14 Kasım 2022 Pazartesi

TÜRK MİTOLOJİSİ'NDE GEÇEN KİŞİLER, KAVRAMLAR VE TANRILAR - 39

 KELÇE


Kel kahraman. Çok bilmiş, kurnaz ve talihlidir. Ukala,  hazırcevap ve alaycı olarak da görünür. Aslında saçları uzundur ancak kendisini kele dönüştürerek öteki dünyaya bile gidebilir, göğün yedi katını ve yıldızları dolaşır. Türklerde kellik bir güç simgesi olarak algılanır. Kalçapatır ( Kelce Batur) olarak geçtiği şiveler de vardır.



KELEY


Ülgen'in kızlarından biriyle topraktan türemiş bir şamanın evliliğinden doğan bir kişidir. Peltek dillidir. Moğollar ve Avarlar ilk atalarının kel olduğunu söylerler ve bu anlayışla bağlantılı görünmektedir. Bir görüşe göre Keloğlan adlı masal kişiliğinin oluşmasında rol oynayan arkaik tiplerdendir.

KEMPİR


Çok büyük yaratık, inanılmaz büyüklükte masal varlığı, dev. Başı bazen bulutlara değecek kadar uzundur. Kimi masallarda insanı yeraltına götürüp tutsak eder sonra da acıkınca yer. Bazen  de yakaladığı kişiyi ters çevirip ağzına yaklaştırarak topuklarından kanını emer. Kazakların halk söylencelerinde devler yaşlı çirkin bir kocakarı şeklindedir. Değişik türleri bulunur:

1. Mastan (Mıstan, Bıstan) Kempir: Ağzından alevler saçar.

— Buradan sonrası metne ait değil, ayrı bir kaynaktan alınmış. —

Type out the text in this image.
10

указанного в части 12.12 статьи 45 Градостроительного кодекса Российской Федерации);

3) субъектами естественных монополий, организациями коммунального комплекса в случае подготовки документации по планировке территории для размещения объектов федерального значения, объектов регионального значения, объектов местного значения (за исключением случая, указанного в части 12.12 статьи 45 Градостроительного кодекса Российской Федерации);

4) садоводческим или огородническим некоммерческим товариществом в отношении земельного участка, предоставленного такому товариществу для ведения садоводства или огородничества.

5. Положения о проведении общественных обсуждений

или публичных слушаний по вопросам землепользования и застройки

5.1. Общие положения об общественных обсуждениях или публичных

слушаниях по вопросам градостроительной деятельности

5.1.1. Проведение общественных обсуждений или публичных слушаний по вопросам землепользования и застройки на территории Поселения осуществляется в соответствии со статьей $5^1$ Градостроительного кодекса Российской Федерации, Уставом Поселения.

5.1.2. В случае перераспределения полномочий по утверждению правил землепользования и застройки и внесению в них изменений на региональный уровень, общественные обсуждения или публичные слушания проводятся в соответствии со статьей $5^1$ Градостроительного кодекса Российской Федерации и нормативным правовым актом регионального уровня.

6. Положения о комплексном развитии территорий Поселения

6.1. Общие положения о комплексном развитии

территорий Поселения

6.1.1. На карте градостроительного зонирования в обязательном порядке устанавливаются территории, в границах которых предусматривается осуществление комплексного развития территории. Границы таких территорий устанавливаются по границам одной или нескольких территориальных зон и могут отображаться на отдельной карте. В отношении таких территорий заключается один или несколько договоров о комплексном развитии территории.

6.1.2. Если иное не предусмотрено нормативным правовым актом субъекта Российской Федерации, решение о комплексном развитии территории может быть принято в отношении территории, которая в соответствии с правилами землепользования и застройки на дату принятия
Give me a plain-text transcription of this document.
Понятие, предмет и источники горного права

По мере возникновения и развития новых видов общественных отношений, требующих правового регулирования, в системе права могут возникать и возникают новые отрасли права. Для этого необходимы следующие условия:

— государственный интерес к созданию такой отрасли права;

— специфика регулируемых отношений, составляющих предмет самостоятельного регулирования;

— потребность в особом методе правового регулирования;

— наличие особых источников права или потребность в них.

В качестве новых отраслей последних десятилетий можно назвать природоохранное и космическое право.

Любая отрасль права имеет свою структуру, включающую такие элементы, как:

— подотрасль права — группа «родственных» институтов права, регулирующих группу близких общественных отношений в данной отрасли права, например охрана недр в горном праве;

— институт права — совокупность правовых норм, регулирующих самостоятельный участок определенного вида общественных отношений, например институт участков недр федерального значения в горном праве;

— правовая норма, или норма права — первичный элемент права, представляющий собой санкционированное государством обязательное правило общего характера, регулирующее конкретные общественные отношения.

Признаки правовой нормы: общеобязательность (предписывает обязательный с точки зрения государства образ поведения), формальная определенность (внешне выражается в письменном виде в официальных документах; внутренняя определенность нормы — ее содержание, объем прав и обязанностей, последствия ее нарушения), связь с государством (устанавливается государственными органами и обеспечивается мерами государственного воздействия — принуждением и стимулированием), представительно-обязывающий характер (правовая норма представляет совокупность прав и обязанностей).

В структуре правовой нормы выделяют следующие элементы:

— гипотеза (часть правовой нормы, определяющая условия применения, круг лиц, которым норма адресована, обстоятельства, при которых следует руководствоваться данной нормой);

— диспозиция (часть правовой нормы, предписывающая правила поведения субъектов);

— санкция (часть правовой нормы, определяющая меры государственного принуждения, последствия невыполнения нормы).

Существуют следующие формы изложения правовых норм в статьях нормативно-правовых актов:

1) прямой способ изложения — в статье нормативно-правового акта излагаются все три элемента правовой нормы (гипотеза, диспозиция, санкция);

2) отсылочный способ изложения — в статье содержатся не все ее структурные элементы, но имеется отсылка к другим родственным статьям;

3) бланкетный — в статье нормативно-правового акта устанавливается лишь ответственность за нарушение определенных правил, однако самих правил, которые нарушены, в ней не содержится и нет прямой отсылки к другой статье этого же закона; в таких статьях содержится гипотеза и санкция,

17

2. Zulman (Zolman, Jolman) Kempir: Her üç ayda bir doğum yapan dişi bir devdir.

3. Yalınavuz (Yolmağus, Jalmağuz) Kempir: üç, yedi veya on iki başı vardır.

4. Yalbağan (Yelbeğen, Jelbegen) Kempir: Sarı veya siyah renkli  bir devdir.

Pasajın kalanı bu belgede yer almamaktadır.